Ms. Miller noted that the initial filing of the Federal civil-rights lawsuits, in which the city and the NYPD are named as defendants, can be counted on to generate headlines and broadcast segments but there’s rarely any reporting when juries reject the claims and find for the city.

“We tried a case recently, a shooting case that I personally tried in March of this year,” she said. “When the suit was filed, the press made it sound like the NYPD Sergeant [Patrick Quigley] that was involved had executed somebody, like shot him in the back of the head—and that was the media coverage for it.”

‘Faced With Tragic Choice’

She went on, “We then take it to trial. We present the entire story to members of the public, ie., the jury, and now they are like ‘oh’ and they find in favor of the officer. It’s not an execution. He is not a murderer. He’s not a monster. He was an officer faced with a tragic choice. He fired one shot, the only shot he has ever fired in his entire career, and it is because the decedent as a young man pointed a gun up into his face, leaving him with no choice. But if you read the media, social media, etc., it doesn’t sound anything like that.”

Mr. Quigley in a statement had nothing but praise for how he was defended. “To truly put into words how being involved in this shooting affected me would be impossible. I can say that almost six years later I’m tearing up as I write this. The case process has been humiliating for me and has invoked strong feelings of sadness, anger and anxiety which lasts well beyond depositions, trial preps and the two trials."

He continued, “All of the lawyers who represented me in this case understood that. They stood by my side and treated me with great care and dignity. I really cared about what all the people in that courtroom thought of me, I didn’t want them to believe the lies that were being told by the plaintiff. I remember saying time and time again, ‘Pat, I just want them to know the truth… I just want them to know the truth!’ I feel blessed to have the truth delivered and defended by Patricia Miller and her team of dedicated lawyers and to have a verdict decided in my favor in the absolute worst incident in my entire life.”

Ms. Miller said a similar disconnect between how the news media reported the initial filing of a lawsuit and the actual outcome at trial played out in a false-arrest case in which the plaintiff alleged police were motivated by the generation of overtime pay.

‘Guy Was Dealing Drugs’

“But what’s lost in the conversation, if you looked at the actual facts of the case…there were no merits to the case. The guy…was dealing drugs out of his store and then brought a lawsuit claiming false arrest.” In a poll of the jury, U.S. District Judge Jack Weinstein “asked the jury point-blank, was the plaintiff falsely arrested, sort of the normal questions, but then he also asked the question: was this arrest motivated by a desire to accumulate overtime? And the jury answered no.
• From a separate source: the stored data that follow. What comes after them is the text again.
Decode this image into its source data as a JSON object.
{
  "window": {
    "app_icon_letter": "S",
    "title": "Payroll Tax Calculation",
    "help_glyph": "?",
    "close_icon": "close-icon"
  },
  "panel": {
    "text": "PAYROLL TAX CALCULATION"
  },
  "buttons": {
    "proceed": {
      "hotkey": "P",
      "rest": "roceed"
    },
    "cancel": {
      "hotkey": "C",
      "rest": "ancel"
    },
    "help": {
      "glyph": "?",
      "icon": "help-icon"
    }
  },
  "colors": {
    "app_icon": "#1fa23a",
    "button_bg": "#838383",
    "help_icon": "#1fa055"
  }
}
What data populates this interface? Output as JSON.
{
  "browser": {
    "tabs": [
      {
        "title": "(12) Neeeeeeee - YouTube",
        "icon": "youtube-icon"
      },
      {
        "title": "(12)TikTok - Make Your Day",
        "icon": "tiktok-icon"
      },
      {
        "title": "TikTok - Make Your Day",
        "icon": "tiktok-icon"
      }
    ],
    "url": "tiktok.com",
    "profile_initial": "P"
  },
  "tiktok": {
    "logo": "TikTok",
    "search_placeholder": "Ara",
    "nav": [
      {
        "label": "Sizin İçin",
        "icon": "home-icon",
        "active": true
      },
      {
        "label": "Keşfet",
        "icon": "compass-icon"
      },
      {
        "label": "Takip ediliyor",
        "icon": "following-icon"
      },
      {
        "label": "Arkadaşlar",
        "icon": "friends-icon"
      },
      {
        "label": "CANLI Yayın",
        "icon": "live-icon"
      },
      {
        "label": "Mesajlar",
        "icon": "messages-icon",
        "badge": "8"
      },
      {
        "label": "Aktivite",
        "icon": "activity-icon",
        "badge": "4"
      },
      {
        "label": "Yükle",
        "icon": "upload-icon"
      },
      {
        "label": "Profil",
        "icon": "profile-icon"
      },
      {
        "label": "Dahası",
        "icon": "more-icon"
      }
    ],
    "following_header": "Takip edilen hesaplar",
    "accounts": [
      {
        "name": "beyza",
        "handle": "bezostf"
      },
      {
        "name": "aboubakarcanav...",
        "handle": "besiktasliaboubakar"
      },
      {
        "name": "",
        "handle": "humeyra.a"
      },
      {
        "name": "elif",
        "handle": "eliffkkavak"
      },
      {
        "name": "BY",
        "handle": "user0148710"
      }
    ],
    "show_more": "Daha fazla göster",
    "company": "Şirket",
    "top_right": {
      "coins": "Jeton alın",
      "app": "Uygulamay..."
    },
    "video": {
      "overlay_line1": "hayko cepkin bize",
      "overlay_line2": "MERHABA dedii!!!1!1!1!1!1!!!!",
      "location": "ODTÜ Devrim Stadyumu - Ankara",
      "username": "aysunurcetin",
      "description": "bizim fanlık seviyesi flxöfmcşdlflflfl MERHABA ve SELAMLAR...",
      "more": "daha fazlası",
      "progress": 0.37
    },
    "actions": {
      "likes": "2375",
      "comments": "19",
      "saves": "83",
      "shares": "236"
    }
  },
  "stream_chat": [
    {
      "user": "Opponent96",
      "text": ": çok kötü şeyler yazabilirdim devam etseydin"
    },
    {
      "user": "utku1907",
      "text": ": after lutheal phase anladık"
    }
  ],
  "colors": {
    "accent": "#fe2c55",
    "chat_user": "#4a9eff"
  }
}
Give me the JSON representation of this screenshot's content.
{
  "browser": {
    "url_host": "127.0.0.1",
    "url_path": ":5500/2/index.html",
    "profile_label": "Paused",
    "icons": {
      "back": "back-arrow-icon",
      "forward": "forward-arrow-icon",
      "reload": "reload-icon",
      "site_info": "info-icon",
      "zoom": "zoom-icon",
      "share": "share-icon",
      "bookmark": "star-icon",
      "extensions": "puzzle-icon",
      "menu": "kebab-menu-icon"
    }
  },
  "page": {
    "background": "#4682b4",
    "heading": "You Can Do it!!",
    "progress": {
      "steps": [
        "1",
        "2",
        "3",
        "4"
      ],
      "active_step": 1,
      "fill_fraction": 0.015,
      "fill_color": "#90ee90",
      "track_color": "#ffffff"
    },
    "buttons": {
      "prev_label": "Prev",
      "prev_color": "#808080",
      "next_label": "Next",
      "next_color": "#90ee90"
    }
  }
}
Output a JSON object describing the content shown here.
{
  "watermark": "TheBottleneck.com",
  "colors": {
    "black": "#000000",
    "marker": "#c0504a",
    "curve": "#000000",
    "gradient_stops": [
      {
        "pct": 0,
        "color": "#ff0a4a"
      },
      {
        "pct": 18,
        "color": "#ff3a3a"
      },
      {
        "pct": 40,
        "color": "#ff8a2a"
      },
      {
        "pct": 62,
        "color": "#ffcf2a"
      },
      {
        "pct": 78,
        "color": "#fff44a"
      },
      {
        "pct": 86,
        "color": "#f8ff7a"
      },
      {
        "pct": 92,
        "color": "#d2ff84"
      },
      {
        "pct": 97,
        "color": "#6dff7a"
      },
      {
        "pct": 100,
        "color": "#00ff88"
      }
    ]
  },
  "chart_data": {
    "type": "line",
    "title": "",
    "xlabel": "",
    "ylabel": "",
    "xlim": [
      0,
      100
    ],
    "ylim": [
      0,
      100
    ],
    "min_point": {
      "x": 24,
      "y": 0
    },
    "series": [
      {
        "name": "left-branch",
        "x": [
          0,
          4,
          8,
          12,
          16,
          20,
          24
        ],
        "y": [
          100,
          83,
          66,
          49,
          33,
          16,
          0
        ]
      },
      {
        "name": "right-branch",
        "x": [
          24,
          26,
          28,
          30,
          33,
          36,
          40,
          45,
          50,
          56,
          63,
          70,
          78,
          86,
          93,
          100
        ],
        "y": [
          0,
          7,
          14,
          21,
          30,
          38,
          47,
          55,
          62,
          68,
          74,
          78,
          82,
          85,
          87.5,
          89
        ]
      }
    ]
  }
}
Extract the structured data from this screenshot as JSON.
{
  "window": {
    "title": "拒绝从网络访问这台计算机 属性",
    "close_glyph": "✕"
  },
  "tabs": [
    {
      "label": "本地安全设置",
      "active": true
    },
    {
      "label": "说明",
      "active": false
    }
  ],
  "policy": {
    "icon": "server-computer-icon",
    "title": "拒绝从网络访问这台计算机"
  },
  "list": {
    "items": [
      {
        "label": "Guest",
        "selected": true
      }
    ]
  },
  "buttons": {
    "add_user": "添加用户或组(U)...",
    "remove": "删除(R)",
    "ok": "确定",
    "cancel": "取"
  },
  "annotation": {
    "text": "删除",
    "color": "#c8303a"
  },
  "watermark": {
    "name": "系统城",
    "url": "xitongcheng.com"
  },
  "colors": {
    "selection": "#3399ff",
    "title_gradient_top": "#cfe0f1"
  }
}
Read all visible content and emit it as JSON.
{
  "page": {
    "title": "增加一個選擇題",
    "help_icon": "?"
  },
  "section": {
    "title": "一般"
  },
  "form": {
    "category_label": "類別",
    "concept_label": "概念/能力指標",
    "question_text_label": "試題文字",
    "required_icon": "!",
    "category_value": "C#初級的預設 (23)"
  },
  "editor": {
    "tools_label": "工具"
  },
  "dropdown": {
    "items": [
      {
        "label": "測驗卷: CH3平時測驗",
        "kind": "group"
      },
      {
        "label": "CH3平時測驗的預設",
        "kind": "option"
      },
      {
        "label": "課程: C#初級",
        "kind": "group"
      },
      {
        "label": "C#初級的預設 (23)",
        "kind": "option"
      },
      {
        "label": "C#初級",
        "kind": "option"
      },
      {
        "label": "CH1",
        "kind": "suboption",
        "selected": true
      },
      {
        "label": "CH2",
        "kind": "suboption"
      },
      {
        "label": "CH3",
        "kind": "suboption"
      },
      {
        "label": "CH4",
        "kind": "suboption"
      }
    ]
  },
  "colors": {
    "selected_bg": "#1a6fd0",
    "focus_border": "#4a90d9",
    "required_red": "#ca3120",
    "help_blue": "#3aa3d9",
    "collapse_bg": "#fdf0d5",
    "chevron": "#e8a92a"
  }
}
“But the whole thing leading up to this case” in the press “was ‘overtime, overtime, overtime—police officers are making arrests for overtime. And then when the [jurors] heard the evidence and was asked the question point-blank, the answer was no.”

For Ms. Miller and her colleagues who defend the law-enforcement community, the hope remains that even if the court of public opinion might be skewed against the police, once a jury is convened, the attorneys can make their case.

‘We Ask a Lot of Cops’

“We expect our officers to know everything, know how to diagnose someone with a mental-health problem,” Ms. Miller said. “Police officers arrive on a scene—nobody gives them a résumé as to who they are dealing with. Nobody gives them a stack of medical records to review and they are trying to protect the public.”

She continued, “They are trying to protect the person that they are dealing with and be aware of that person’s civil rights and to protect that person from hurting him or herself and others as well. And you’re asking them to 'size up' situations as quickly as possible. We ask a lot of police officers…and you have to give them some wiggle room when they are making these split-second decisions."